Oder anders - in den Augen des Affärenmannes "fordert" die Affäre von ihm den ultimativen Liebesbeweis - die Trennung, verbunden mit gewaltigen Änderungen seines Lebens, mit Drama, Krisen und allem, was dranhängt. Womöglich sogar noch, dass er seine Kinder bzw. das Familienleben "opfert". Und wofür? Was hat denn die Affärenfrau dagegenzusetzen? Sie opfert ja in seinen Augen wiederum gar nichts, sie wartet doch "bloß". Da stehen sich halt zwei gegenüber, der eine sagt: Wenn du mich liebst, trennst du dich.
Und der andere sagt: Wenn du mich liebst, wartest du auf mich und setzt mich nicht unter Druck.
Tja - und nun?! Wer ist denn im "Recht" mit seiner Forderung, wenn es tatsächlich um Liebe geht und nicht um Macht?

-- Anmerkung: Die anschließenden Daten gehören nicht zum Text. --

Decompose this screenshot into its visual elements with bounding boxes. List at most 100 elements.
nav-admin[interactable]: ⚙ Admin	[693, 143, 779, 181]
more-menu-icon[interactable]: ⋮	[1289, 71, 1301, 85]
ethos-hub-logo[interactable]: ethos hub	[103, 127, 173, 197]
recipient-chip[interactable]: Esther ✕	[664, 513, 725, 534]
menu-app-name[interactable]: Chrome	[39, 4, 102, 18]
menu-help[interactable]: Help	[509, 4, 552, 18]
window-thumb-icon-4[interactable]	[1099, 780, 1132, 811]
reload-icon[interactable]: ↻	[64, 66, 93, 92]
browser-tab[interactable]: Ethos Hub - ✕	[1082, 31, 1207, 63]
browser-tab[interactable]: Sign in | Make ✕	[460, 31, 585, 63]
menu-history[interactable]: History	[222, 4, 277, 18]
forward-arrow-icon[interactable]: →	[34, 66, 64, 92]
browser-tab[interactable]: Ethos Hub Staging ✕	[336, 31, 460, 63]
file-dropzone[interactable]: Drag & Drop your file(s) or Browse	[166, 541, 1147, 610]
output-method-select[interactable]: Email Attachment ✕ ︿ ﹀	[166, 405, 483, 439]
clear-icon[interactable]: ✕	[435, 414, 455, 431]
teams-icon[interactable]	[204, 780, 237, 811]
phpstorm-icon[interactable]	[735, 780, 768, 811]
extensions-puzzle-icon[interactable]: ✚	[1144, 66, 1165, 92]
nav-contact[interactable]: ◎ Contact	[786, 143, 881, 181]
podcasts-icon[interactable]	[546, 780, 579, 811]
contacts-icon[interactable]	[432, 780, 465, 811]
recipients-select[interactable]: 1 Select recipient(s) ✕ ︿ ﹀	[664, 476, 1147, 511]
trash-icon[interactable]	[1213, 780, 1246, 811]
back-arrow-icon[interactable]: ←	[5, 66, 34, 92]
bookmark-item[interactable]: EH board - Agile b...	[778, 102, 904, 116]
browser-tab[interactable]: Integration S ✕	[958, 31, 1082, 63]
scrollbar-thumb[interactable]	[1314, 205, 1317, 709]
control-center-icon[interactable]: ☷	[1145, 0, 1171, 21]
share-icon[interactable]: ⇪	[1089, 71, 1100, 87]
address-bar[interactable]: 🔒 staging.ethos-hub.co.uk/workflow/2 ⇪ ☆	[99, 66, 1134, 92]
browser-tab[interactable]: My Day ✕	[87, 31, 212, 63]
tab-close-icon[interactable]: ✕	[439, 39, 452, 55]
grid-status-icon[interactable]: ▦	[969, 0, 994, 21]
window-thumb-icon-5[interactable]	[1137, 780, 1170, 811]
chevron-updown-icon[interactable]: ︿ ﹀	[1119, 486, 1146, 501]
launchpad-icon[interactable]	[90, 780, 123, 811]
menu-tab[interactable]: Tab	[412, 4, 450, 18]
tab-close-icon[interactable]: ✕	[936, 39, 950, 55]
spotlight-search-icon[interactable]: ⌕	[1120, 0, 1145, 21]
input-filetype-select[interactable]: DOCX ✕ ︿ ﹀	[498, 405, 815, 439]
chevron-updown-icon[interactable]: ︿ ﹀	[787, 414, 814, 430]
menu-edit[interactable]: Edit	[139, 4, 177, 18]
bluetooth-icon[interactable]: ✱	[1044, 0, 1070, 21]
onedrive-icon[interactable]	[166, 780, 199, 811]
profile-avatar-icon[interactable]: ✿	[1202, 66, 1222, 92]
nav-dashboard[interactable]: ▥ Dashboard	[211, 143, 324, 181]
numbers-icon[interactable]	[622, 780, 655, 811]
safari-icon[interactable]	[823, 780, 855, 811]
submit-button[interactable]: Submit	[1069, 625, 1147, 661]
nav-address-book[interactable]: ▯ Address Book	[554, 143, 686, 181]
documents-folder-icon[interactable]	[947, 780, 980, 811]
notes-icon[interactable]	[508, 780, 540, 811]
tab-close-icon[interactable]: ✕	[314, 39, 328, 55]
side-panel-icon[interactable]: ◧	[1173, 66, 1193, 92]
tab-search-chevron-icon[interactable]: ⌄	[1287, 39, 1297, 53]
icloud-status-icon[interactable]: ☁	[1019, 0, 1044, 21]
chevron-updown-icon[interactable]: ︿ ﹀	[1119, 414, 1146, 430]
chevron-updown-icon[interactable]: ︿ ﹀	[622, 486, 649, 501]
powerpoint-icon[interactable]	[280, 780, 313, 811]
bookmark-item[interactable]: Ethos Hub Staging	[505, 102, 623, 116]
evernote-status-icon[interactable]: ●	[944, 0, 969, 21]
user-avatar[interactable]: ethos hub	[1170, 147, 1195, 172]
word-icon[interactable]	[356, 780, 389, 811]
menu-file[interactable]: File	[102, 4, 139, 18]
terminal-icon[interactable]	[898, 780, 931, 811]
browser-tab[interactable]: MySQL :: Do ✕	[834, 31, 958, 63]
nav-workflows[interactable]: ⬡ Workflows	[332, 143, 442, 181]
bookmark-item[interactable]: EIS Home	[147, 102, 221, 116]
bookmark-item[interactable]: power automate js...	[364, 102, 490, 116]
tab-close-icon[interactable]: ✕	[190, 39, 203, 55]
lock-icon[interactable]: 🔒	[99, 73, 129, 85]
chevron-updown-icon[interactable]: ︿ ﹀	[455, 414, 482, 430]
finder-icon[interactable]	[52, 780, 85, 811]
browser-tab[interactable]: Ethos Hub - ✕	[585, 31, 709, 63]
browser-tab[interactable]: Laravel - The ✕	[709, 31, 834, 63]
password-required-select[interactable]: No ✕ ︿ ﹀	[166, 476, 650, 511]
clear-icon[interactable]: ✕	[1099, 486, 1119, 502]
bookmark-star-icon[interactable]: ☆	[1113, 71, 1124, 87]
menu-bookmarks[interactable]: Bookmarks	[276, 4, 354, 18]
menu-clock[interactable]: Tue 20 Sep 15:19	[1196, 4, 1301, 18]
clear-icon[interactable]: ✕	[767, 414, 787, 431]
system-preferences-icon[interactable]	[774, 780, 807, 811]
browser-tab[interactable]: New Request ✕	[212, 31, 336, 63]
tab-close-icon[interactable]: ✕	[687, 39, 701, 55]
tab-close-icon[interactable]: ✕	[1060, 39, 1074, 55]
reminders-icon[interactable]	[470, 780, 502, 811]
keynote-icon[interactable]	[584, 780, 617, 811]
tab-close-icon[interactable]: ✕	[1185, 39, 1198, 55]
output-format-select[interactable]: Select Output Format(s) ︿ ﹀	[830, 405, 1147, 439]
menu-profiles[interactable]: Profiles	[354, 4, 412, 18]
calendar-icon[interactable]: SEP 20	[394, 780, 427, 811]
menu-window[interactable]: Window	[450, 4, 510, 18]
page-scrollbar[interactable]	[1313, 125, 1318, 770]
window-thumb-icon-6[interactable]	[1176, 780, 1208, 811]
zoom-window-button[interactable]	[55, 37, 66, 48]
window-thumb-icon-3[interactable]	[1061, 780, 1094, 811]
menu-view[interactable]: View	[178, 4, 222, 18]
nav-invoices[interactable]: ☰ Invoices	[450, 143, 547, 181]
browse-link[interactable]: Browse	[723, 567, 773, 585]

Denn wenn es Liebe wäre, wären auch beide irgendwie im Recht. Liebe erfordert ja nicht zwingend auch eine Beziehung. Er könnte also von ihr durchaus erwarten, dass sie sich mit dem "bisschen" Liebe zufriedengibt, das er ihr schenkt. Wenn sie ihn wirklich lieben würde. Also irgendwie eine Pattsituation ...
[quote]
Interessanterweise.. war das der Grund weshalb ich meinen AM verstehe, dass er sich mit der Entscheidung schwertut.. er gibt sein Leben auf.. Familie alles was noch dranhängt (PS bd haben keine Kinder.. wenn Kinder im Spiel wären, würde ich mich nie drauf einlassen) dennoch verbindet man ja viel mit seinem Ehepartner.. an gemeinsamen Erlebnissen Erfahrungen.. alles was man bisher geteilt hat.. und lässt sich auf etwas unbekanntes ein.. so einfach wirft man das bisherige Leben nun mal nicht weg
insofern kann ich schon verstehen, dass er noch Zeit brauchte, als ich mir bereits sicher war mit ihm.. eine Beziehung führen zu wollen..
ich bin Single, ich gebe nichts wirklich auf,, auch nicht meine Freiheit

ich möchte nicht mehr ohne ihn sein.. und abends mit ihm einschlafen und morgens neben ihm aufwachen
zum Kippen bringen das Ganze dann Versprechungen/Zukunftsbeteuerungen des AM, die nicht gehalten werden

mit Recht haben und Forderungen stellen, hat es also wenig zu tun und auch nicht mit Macht.. nur mit falsch gemachten Hoffnungen, die nicht erfüllt werden.. und selbst da hatte ich Verständnis, dass er sich doch noch zu unsicher ist..
ich habe gewartet, geduldig.. bin für ihn sogar jetzt in der gleichen Stadt geblieben.. ist das kein Liebesbeweis..
aber mir bleibt nix übrig.. als zu sagen, dass er seine Beziehung klären soll.. wenn er wirklich mit mir zusammen sein möchte (angeblich ist ja alles zu Ende.. er tut sich schwer mit dem Beenden, ihr wehzutun.. etc.) und sich erst dann bei mir wieder melden soll.. ich kann diesen Wartezustand nicht mehr ertragen... wo doch alles so klar bei denen ist, dass es zu Ende geht.. das passt dann nicht mehr zusammen.. die Entscheidung weiter aufzuschieben..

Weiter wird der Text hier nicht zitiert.